Strengthening cooperation with Non-EU Member Countries in higher education
The European Union (EU)strategy on cooperation with Non-EU Member Countries in the field of education identifies two key objectives: to cultivate high-quality human resources in partner countries and within the Union through reciprocal human resource development and to promote the EU as a worldwide centre of excellence for study, training and scientific and technological research.
Communication from the Commission to the European Parliament and the Council of 18 July 2001 on strengthening cooperation with Non-EU Member Countries in the field of higher education [COM(2001) 385 final - Not published in the Official Journal].
In view of the development of higher education, and given the ever-increasing demand for international education and student mobility, the Commission calls for further efforts at European level to strengthen cooperation with Non-EU Member Countries.
According to this new approach, the European Union (EU) should:
- ensure that the international dimension is taken into account more systematically in teaching activities;
- increase its visibility in this field in order to attract students from Non-EU Member Countries.
This Commission Communication proposes an overall strategy and identifies specific rules for intervention.
Proposed methods of intervention
The Commission hopes to make the most of the experience gained from programmes set up in the EU, in particular the Erasmus programme. It also insists that the agreements concluded on educational matters with non-EU member countries are differentiated according to country and even region.
The Communication envisages cooperation based on multilateral networks and partnerships involving countries which have a system of higher education comparable to that of European educational institutions, so that the universities concerned can agree on:
- exchange arrangements for students and teachers. The development of distance learning and the growth in the use of information technology are also required to play a part in strengthening international partnerships;
- the academic content of courses to be taught to exchange students;
- arrangements for recognition of work done by the home and host universities, based on the model of the European Credit Transfer and Accumulation System (ECTS), which is the European standard in higher education;
- arrangements for care of the student while he or she is abroad. The Commission proposes increasing the number of long-term grants for students from Non-EU Member Countries.

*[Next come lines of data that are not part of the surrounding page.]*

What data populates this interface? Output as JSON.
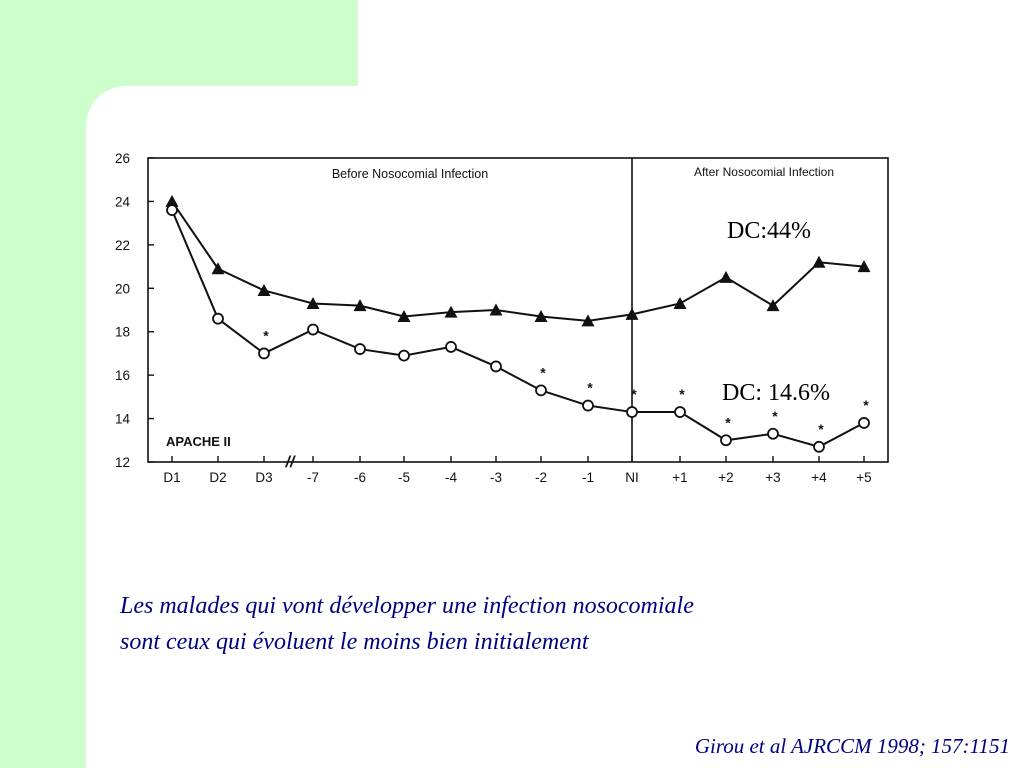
{
  "chart_data": {
    "type": "line",
    "panels": [
      "Before Nosocomial Infection",
      "After Nosocomial Infection"
    ],
    "categories": [
      "D1",
      "D2",
      "D3",
      "-7",
      "-6",
      "-5",
      "-4",
      "-3",
      "-2",
      "-1",
      "NI",
      "+1",
      "+2",
      "+3",
      "+4",
      "+5"
    ],
    "axis_break_label": "//",
    "ylabel": "APACHE II",
    "ylim": [
      12,
      26
    ],
    "yticks": [
      "12",
      "14",
      "16",
      "18",
      "20",
      "22",
      "24",
      "26"
    ],
    "series": [
      {
        "marker": "filled-triangle",
        "values": [
          24.0,
          20.9,
          19.9,
          19.3,
          19.2,
          18.7,
          18.9,
          19.0,
          18.7,
          18.5,
          18.8,
          19.3,
          20.5,
          19.2,
          21.2,
          21.0
        ],
        "annotation": "DC:44%"
      },
      {
        "marker": "open-circle",
        "values": [
          23.6,
          18.6,
          17.0,
          18.1,
          17.2,
          16.9,
          17.3,
          16.4,
          15.3,
          14.6,
          14.3,
          14.3,
          13.0,
          13.3,
          12.7,
          13.8
        ],
        "annotation": "DC: 14.6%"
      }
    ],
    "significance_marker": "*",
    "significant_points": [
      2,
      8,
      9,
      10,
      11,
      12,
      13,
      14,
      15
    ],
    "grid": false
  },
  "caption": {
    "line1": "Les malades qui vont développer une infection nosocomiale",
    "line2": "sont ceux qui évoluent le moins bien initialement"
  },
  "citation": "Girou et al  AJRCCM 1998; 157:1151",
  "colors": {
    "background": "#ccffcc",
    "panel": "#ffffff",
    "caption_text": "#000080",
    "chart_ink": "#111111"
  }
}
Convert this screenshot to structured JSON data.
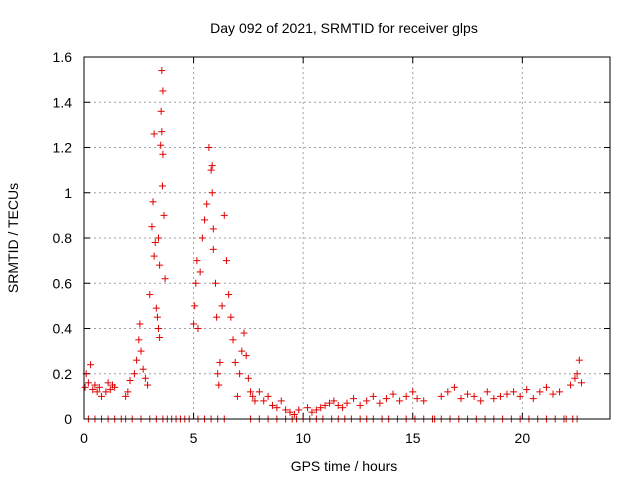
{
  "chart_data": {
    "type": "scatter",
    "title": "Day 092 of 2021, SRMTID for receiver glps",
    "xlabel": "GPS time / hours",
    "ylabel": "SRMTID / TECUs",
    "xlim": [
      0,
      24
    ],
    "ylim": [
      0,
      1.6
    ],
    "xticks": [
      0,
      5,
      10,
      15,
      20
    ],
    "xtick_labels": [
      "0",
      "5",
      "10",
      "15",
      "20"
    ],
    "yticks": [
      0,
      0.2,
      0.4,
      0.6,
      0.8,
      1.0,
      1.2,
      1.4,
      1.6
    ],
    "ytick_labels": [
      "0",
      "0.2",
      "0.4",
      "0.6",
      "0.8",
      "1",
      "1.2",
      "1.4",
      "1.6"
    ],
    "grid": true,
    "marker": "plus",
    "series": [
      {
        "name": "SRMTID",
        "color": "#e00000",
        "x": [
          0.05,
          0.1,
          0.2,
          0.3,
          0.4,
          0.5,
          0.6,
          0.7,
          0.8,
          1.0,
          1.1,
          1.2,
          1.3,
          1.4,
          1.9,
          2.0,
          2.1,
          2.3,
          2.4,
          2.5,
          2.55,
          2.6,
          2.7,
          2.8,
          2.9,
          3.0,
          3.1,
          3.15,
          3.2,
          3.3,
          3.35,
          3.4,
          3.45,
          3.5,
          3.55,
          3.6,
          3.65,
          3.7,
          5.0,
          5.05,
          5.1,
          5.15,
          5.2,
          5.3,
          5.4,
          5.5,
          5.6,
          5.7,
          5.8,
          5.85,
          5.9,
          6.0,
          6.05,
          6.1,
          6.15,
          6.2,
          6.3,
          6.4,
          6.5,
          6.6,
          6.7,
          6.8,
          6.9,
          7.0,
          7.1,
          7.2,
          7.3,
          7.4,
          7.5,
          7.6,
          7.7,
          7.8,
          8.0,
          8.2,
          8.4,
          8.6,
          8.8,
          9.0,
          9.2,
          9.4,
          9.6,
          9.8,
          10.2,
          10.4,
          10.6,
          10.8,
          11.0,
          11.2,
          11.4,
          11.6,
          11.8,
          12.0,
          12.3,
          12.6,
          12.9,
          13.2,
          13.5,
          13.8,
          14.1,
          14.4,
          14.7,
          15.0,
          15.2,
          15.5,
          16.3,
          16.6,
          16.9,
          17.2,
          17.5,
          17.8,
          18.1,
          18.4,
          18.7,
          19.0,
          19.3,
          19.6,
          19.9,
          20.2,
          20.5,
          20.8,
          21.1,
          21.4,
          21.7,
          22.2,
          22.4,
          22.5,
          22.6,
          22.7,
          3.52,
          3.55,
          3.58,
          3.6,
          5.85,
          5.9,
          3.2,
          3.25,
          3.4,
          3.45
        ],
        "y": [
          0.14,
          0.2,
          0.16,
          0.24,
          0.13,
          0.15,
          0.12,
          0.14,
          0.1,
          0.12,
          0.16,
          0.13,
          0.15,
          0.14,
          0.1,
          0.12,
          0.17,
          0.2,
          0.26,
          0.35,
          0.42,
          0.3,
          0.22,
          0.18,
          0.15,
          0.55,
          0.85,
          0.96,
          1.26,
          0.49,
          0.45,
          0.4,
          0.36,
          1.21,
          1.54,
          1.45,
          0.9,
          0.62,
          0.42,
          0.5,
          0.6,
          0.7,
          0.4,
          0.65,
          0.8,
          0.88,
          0.95,
          1.2,
          1.1,
          1.0,
          0.75,
          0.6,
          0.45,
          0.2,
          0.15,
          0.25,
          0.5,
          0.9,
          0.7,
          0.55,
          0.45,
          0.35,
          0.25,
          0.1,
          0.2,
          0.3,
          0.38,
          0.28,
          0.18,
          0.12,
          0.1,
          0.08,
          0.12,
          0.08,
          0.1,
          0.06,
          0.05,
          0.08,
          0.04,
          0.03,
          0.02,
          0.04,
          0.05,
          0.03,
          0.04,
          0.05,
          0.06,
          0.07,
          0.08,
          0.06,
          0.05,
          0.07,
          0.09,
          0.06,
          0.08,
          0.1,
          0.07,
          0.09,
          0.11,
          0.08,
          0.1,
          0.12,
          0.09,
          0.08,
          0.1,
          0.12,
          0.14,
          0.09,
          0.11,
          0.1,
          0.08,
          0.12,
          0.09,
          0.1,
          0.11,
          0.12,
          0.1,
          0.13,
          0.09,
          0.12,
          0.14,
          0.11,
          0.12,
          0.15,
          0.18,
          0.2,
          0.26,
          0.16,
          1.36,
          1.27,
          1.03,
          1.17,
          1.12,
          0.84,
          0.72,
          0.78,
          0.8,
          0.68
        ],
        "zero_x": [
          0.2,
          0.5,
          0.8,
          1.1,
          1.4,
          1.7,
          1.9,
          2.2,
          2.6,
          3.0,
          3.3,
          3.6,
          3.8,
          4.0,
          4.2,
          4.4,
          4.6,
          4.8,
          5.2,
          5.5,
          5.8,
          6.1,
          6.4,
          7.6,
          8.0,
          8.4,
          8.8,
          9.2,
          9.5,
          9.7,
          10.0,
          10.3,
          10.6,
          10.9,
          11.3,
          11.6,
          11.9,
          12.2,
          12.6,
          12.9,
          13.2,
          13.6,
          13.9,
          14.3,
          14.7,
          15.1,
          15.5,
          15.9,
          16.0,
          16.3,
          16.7,
          17.1,
          17.5,
          17.9,
          18.3,
          18.7,
          19.1,
          19.5,
          19.9,
          20.3,
          20.7,
          21.1,
          21.5,
          21.9,
          22.0,
          22.3,
          22.5
        ]
      }
    ]
  }
}
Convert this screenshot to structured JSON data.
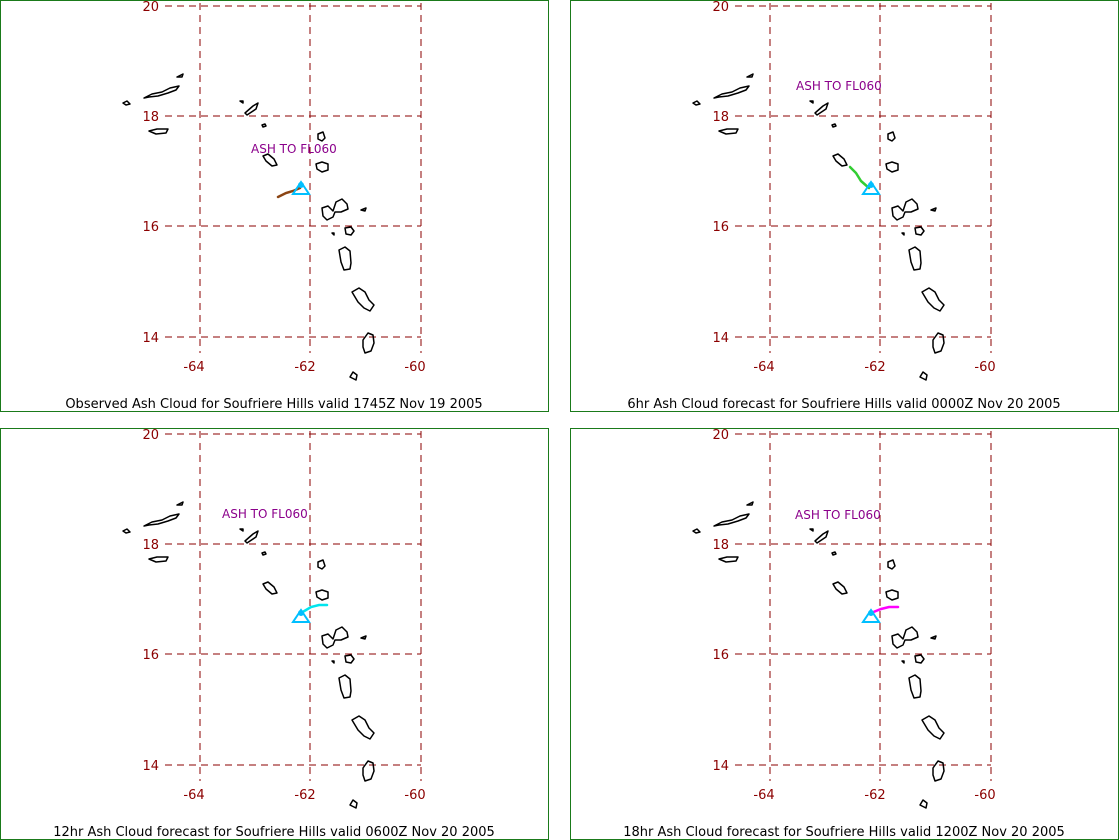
{
  "map": {
    "lat_ticks": [
      "20",
      "18",
      "16",
      "14"
    ],
    "lon_ticks": [
      "-64",
      "-62",
      "-60"
    ],
    "grid_color": "#8b0000",
    "coast_color": "#000000",
    "volcano_icon": "triangle-icon",
    "volcano_color": "#00bfff",
    "ash_label_color": "#8b008b"
  },
  "panels": [
    {
      "caption": "Observed Ash Cloud for Soufriere  Hills valid 1745Z Nov 19 2005",
      "ash_label": "ASH TO FL060",
      "cloud_color": "#8b4513",
      "cloud_icon": "ash-cloud-icon"
    },
    {
      "caption": "6hr Ash Cloud forecast for Soufriere  Hills valid 0000Z Nov 20 2005",
      "ash_label": "ASH TO FL060",
      "cloud_color": "#32cd32",
      "cloud_icon": "ash-cloud-icon"
    },
    {
      "caption": "12hr Ash Cloud forecast for Soufriere  Hills valid 0600Z Nov 20 2005",
      "ash_label": "ASH TO FL060",
      "cloud_color": "#00e5ee",
      "cloud_icon": "ash-cloud-icon"
    },
    {
      "caption": "18hr Ash Cloud forecast for Soufriere  Hills valid 1200Z Nov 20 2005",
      "ash_label": "ASH TO FL060",
      "cloud_color": "#ff00ff",
      "cloud_icon": "ash-cloud-icon"
    }
  ]
}
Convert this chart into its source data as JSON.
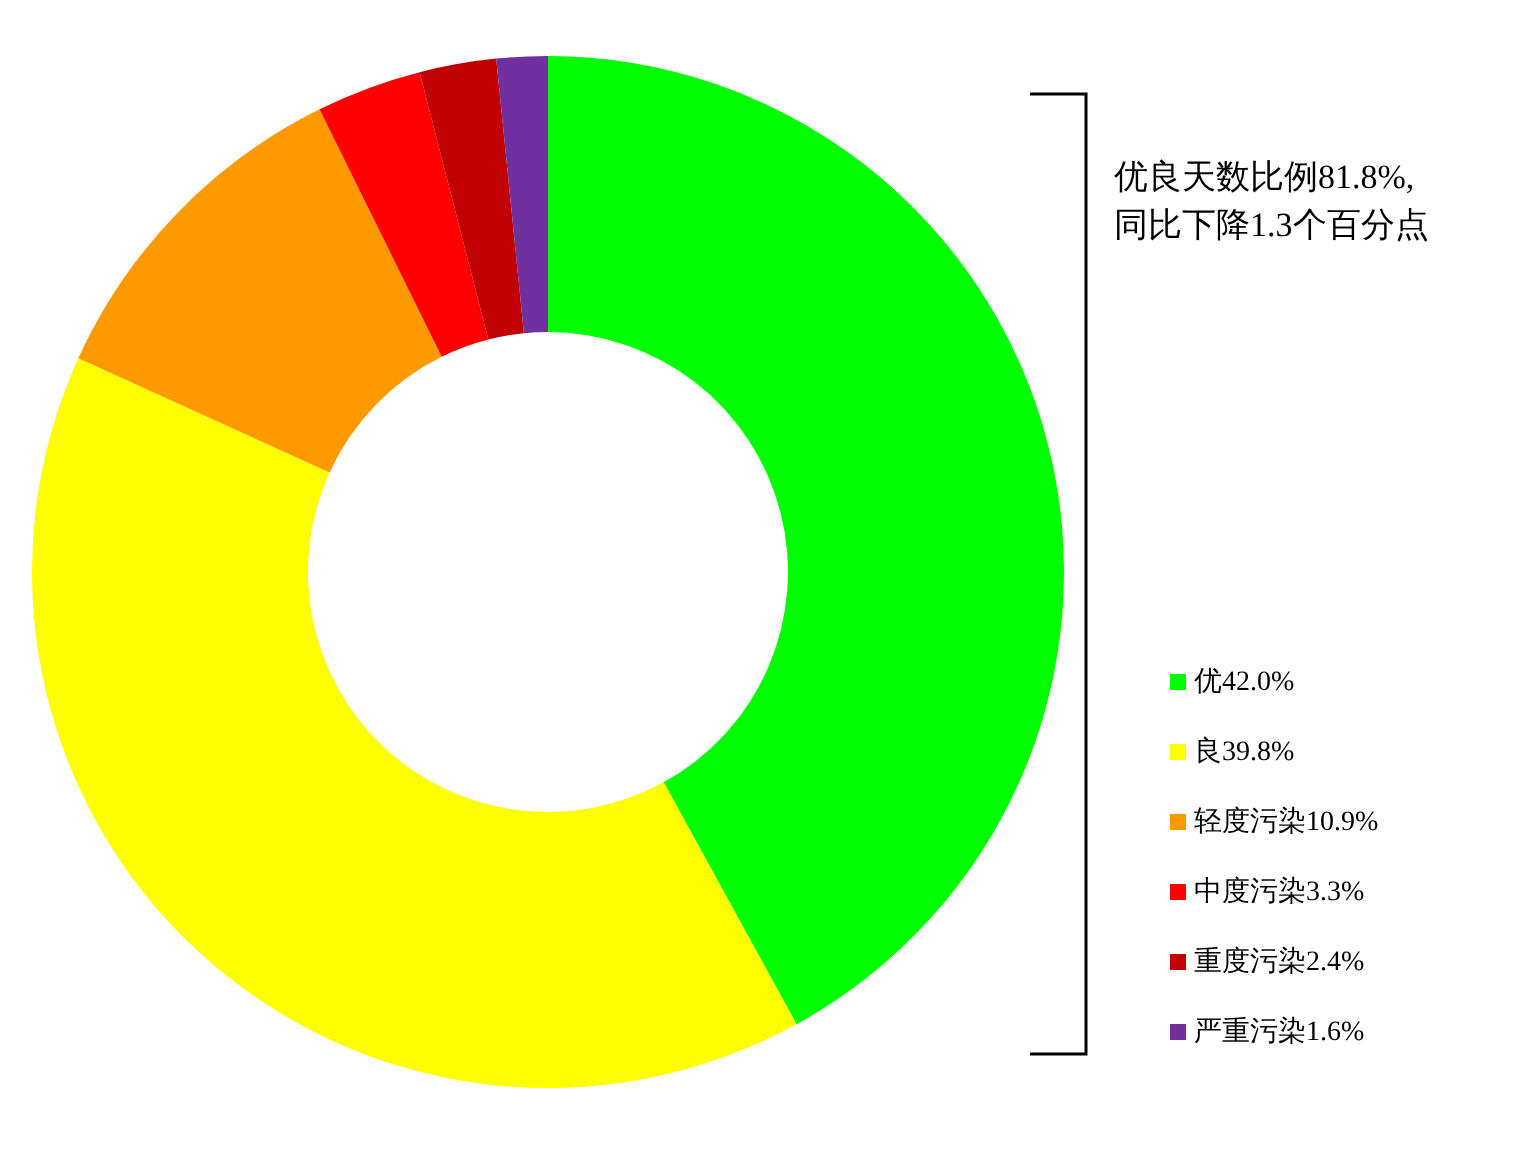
{
  "chart_data": {
    "type": "donut",
    "categories": [
      "优",
      "良",
      "轻度污染",
      "中度污染",
      "重度污染",
      "严重污染"
    ],
    "values": [
      42.0,
      39.8,
      10.9,
      3.3,
      2.4,
      1.6
    ],
    "value_labels": [
      "42.0%",
      "39.8%",
      "10.9%",
      "3.3%",
      "2.4%",
      "1.6%"
    ],
    "colors": [
      "#00ff00",
      "#ffff00",
      "#ff9900",
      "#ff0000",
      "#c00000",
      "#7030a0"
    ],
    "legend": "right",
    "annotations": [
      "优良天数比例81.8%,\n同比下降1.3个百分点"
    ]
  }
}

The following are to be avoided:
- exchanges which are not linked to partnerships between academic institutions which have limited advantages for the institutions, and which also limit the sharing of the experience gained;
- exchanges which do not involve a return to the country of origin, and which are therefore likely to encourage a 'brain drain'.
In order for cooperation with third countries to be really effective, the exchange of students only is not enough. In particular, they must be accompanied by staff exchanges, along with the development of joint programmes and recognition arrangements for education undertaken abroad.
In cooperation with the Member States, the Commission proposes launching a joint operation to promote the EU as a centre of excellence in learning around the world. To this end, the Commission also suggests increasing capacity for European studies in other countries by extending the network of European Union Studies centres and Jean Monnet Chairs (specialist education positions in the study of European integration) around the world.
A further Commission proposal is to encourage European academic institutions to develop truly European educational "packages" by, for example, introducing joint courses which allow foreign and European students to spend more than one academic year in different Member States. This could lead in some cases to joint diplomas.
The Commission announces the short-term proposal of setting up a pilot programme of scholarships, under the ALFA programme, for teachers and post-graduate students from Latin American countries.
Over the years the Member States have developed a well-established tradition of bilateral cooperation with Non-EU Member Countries in the field of education. The EU has also set up a number of initiatives with Non-EU Member Countries, for example the cooperation programmes with the United States and Canada, or indeed the Tempus, ALFA and Erasmus Mundus programmes.